Neuronal diversity: a possible antidote to neurological diseases?

Exploring neuronal diversity and its impact on the brain

Thanks to imaging technology, we now have a good idea of the significant diversity in the types of neurons found in the brain. But the impact of this “neuronal heterogeneity” on brain functions and their capacity to withstand disturbances is a mystery that the scientific community has been seeking to solve since the time of Charles Darwin.

This puzzle has led to a new discovery that was recently featured in an article published by PNAS (Proceedings of the National Academy of Sciences). This journal is widely considered to be the most prestigious journal after Nature and Science.

A multidisciplinary international team

The study was carried out by a group of researchers from the worlds of IT, mathematics, neuroscience and neurosurgery. “In partnership with Inria and the Krembil Research Institute at the University Health Network in Toronto, we developed a new mathematical approach inspired by research carried out in macroecology”, explains the researcher Jérémie Lefebvre. A member of the Brain and Mind Research Institute at the University of Ottawa, he was the main author of this study. “Our aim was to characterise the cellular diversity found in complex systems and the impact this has on the resilience of these systems.” Jérémie Lefebvre and two of the other co-authors of the study mentioned above, Taufik A. Valiante and Scott Rich, researchers at the Krembil Research Institute in Toronto, had previously established a link between epilepsy and the heterogeneity of the properties of neurons.

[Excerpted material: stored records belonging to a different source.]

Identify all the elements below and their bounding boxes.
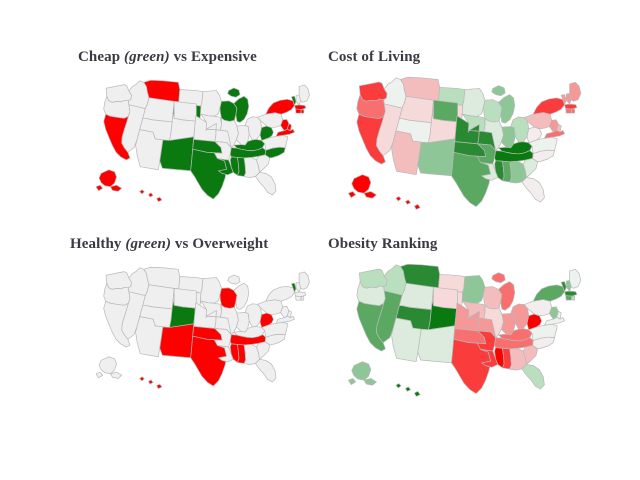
title-prefix: Cheap bbox=[78, 49, 124, 65]
state-ny[interactable] bbox=[266, 286, 295, 301]
state-ny[interactable] bbox=[266, 99, 295, 114]
title-suffix: vs Overweight bbox=[171, 236, 268, 252]
state-me[interactable] bbox=[299, 272, 309, 289]
state-ny[interactable] bbox=[533, 285, 564, 301]
state-hi[interactable] bbox=[396, 197, 420, 210]
state-fl[interactable] bbox=[522, 364, 544, 389]
panel-title-cheap: Cheap (green) vs Expensive bbox=[78, 50, 257, 65]
map-obesity-ranking[interactable] bbox=[340, 262, 592, 402]
state-ak[interactable] bbox=[348, 175, 376, 199]
state-hi[interactable] bbox=[140, 377, 162, 389]
state-fl[interactable] bbox=[522, 177, 544, 202]
state-mn[interactable] bbox=[200, 91, 221, 117]
panel-title-cost: Cost of Living bbox=[328, 50, 420, 65]
state-md[interactable] bbox=[544, 317, 564, 325]
us-choropleth bbox=[96, 75, 312, 210]
state-me[interactable] bbox=[570, 269, 581, 288]
state-mi[interactable] bbox=[492, 273, 505, 283]
state-ct[interactable] bbox=[296, 109, 302, 113]
map-healthy-vs-overweight[interactable] bbox=[96, 262, 312, 397]
state-hi[interactable] bbox=[396, 384, 420, 397]
title-italic: (green) bbox=[125, 236, 171, 252]
state-ak[interactable] bbox=[96, 357, 122, 379]
state-ri[interactable] bbox=[301, 297, 304, 301]
state-ri[interactable] bbox=[572, 296, 575, 300]
state-ak[interactable] bbox=[96, 170, 122, 192]
state-me[interactable] bbox=[570, 82, 581, 101]
state-ct[interactable] bbox=[296, 296, 302, 300]
state-mi[interactable] bbox=[228, 275, 240, 284]
state-nm[interactable] bbox=[160, 137, 194, 171]
map-grid: Cheap (green) vs Expensive Cost of Livin… bbox=[0, 0, 640, 480]
title-italic: (green) bbox=[124, 49, 170, 65]
state-ak[interactable] bbox=[348, 362, 376, 386]
state-mn[interactable] bbox=[462, 88, 485, 116]
state-wa[interactable] bbox=[106, 85, 131, 103]
state-md[interactable] bbox=[276, 316, 295, 323]
state-ct[interactable] bbox=[566, 296, 572, 300]
state-fl[interactable] bbox=[255, 172, 276, 195]
state-fl[interactable] bbox=[255, 359, 276, 382]
panel-title-healthy: Healthy (green) vs Overweight bbox=[70, 237, 268, 252]
state-ri[interactable] bbox=[572, 109, 575, 113]
state-ny[interactable] bbox=[533, 98, 564, 114]
state-me[interactable] bbox=[299, 85, 309, 102]
map-cheap-vs-expensive[interactable] bbox=[96, 75, 312, 210]
panel-title-obesity: Obesity Ranking bbox=[328, 237, 437, 252]
title-suffix: vs Expensive bbox=[170, 49, 257, 65]
us-choropleth bbox=[340, 262, 592, 402]
state-nm[interactable] bbox=[418, 139, 455, 176]
state-ct[interactable] bbox=[566, 109, 572, 113]
state-md[interactable] bbox=[544, 130, 564, 138]
title-prefix: Obesity Ranking bbox=[328, 236, 437, 252]
state-nm[interactable] bbox=[418, 326, 455, 363]
state-hi[interactable] bbox=[140, 190, 162, 202]
state-nm[interactable] bbox=[160, 324, 194, 358]
state-wa[interactable] bbox=[106, 272, 131, 290]
title-prefix: Healthy bbox=[70, 236, 125, 252]
state-wa[interactable] bbox=[359, 269, 387, 288]
state-mn[interactable] bbox=[462, 275, 485, 303]
state-md[interactable] bbox=[276, 129, 295, 136]
us-choropleth bbox=[96, 262, 312, 397]
state-mi[interactable] bbox=[228, 88, 240, 97]
state-mn[interactable] bbox=[200, 278, 221, 304]
state-mi[interactable] bbox=[492, 86, 505, 96]
state-wa[interactable] bbox=[359, 82, 387, 101]
us-choropleth bbox=[340, 75, 592, 215]
map-cost-of-living[interactable] bbox=[340, 75, 592, 215]
state-ri[interactable] bbox=[301, 110, 304, 114]
title-prefix: Cost of Living bbox=[328, 49, 420, 65]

Health - a priority for Inria Strasbourg

On the Inria side of things, Axel Hutt, director of research with the Mimesis project team in Strasbourg (a joint undertaking with the CNRS - Mimesis is part of the iCube laboratory's MLMS team), has dedicated himself to modelling interactions between neurons. This project is very much in keeping with the research strategy of Inria Strasbourg centred around personalised medicine and health, as exemplified by its partnership with the Strasbourg Hospital University Institute.  

“As an Inria researcher, my aim is to devise mathematical models that can be used to understand the role played by neuronal diversity in brain circuits”, explains Axel Hutt. “A few years ago I had the opportunity to work on theoretical models with Jérémie Lefebvre.” These new mathematical models led to a significant discovery: “They prove that cellular diversity can help to mitigate the changes that occur with certain diseases, contrary to what we had long believed. Previously we thought that a heterogeneous system would be significantly less stable, and therefore less resilient.” 

A discovery with significant potential for the treatment of neurological diseases

In terms of expected benefits, neuronal diversity - which Jérémie Lefebvre believes to be “a vital component in the composition of brain circuits” - should help scientists to identify new ways of detecting or interpreting certain neurological diseases. One example is epilepsy, a condition that is characterised by recurring seizures caused by an imbalance in brain circuits and cell “hypersynchrony” (or hyperactivity).

Tests carried out on epilepsy patients by Taufik A. Valiante and researchers from the Krembil Research Institute have shown that their brain cells are less diverse than those of people who do not have epilepsy. As far as the researchers are concerned, this lack of variety “prevents neurons and cells from adapting correctly, rendering them incapable of maintaining healthy activity and resulting in seizures.” 

New treatments on the horizon

In the future, “professionals in the medical sector might be able to use this discovery to work on an experimental methods for treating epilepsy”, predicts Axel Hutt. “This could be a pre-emptive treatment that has an effect on the heterogeneity of neurons, for example.” Neuromodulation (the use of a neurostimulator or external neuromodulation electrodes to treat conditions) is one possible avenue, as is cellular medicine. The capacity to model neural networks opens up possibilities with regard to the treatment of other conditions characterised by cell hypersynchrony, including autism, schizophrenia and depression.

More generally, Jérémie Lefebvre believes that these results provide “a striking reminder of the crucial role played by diversity in the solidity of natural systems (whether ecosystems, communities, social groups or brains) when faced with change.” What is true for neural networks is also applicable to the natural environment and human societies.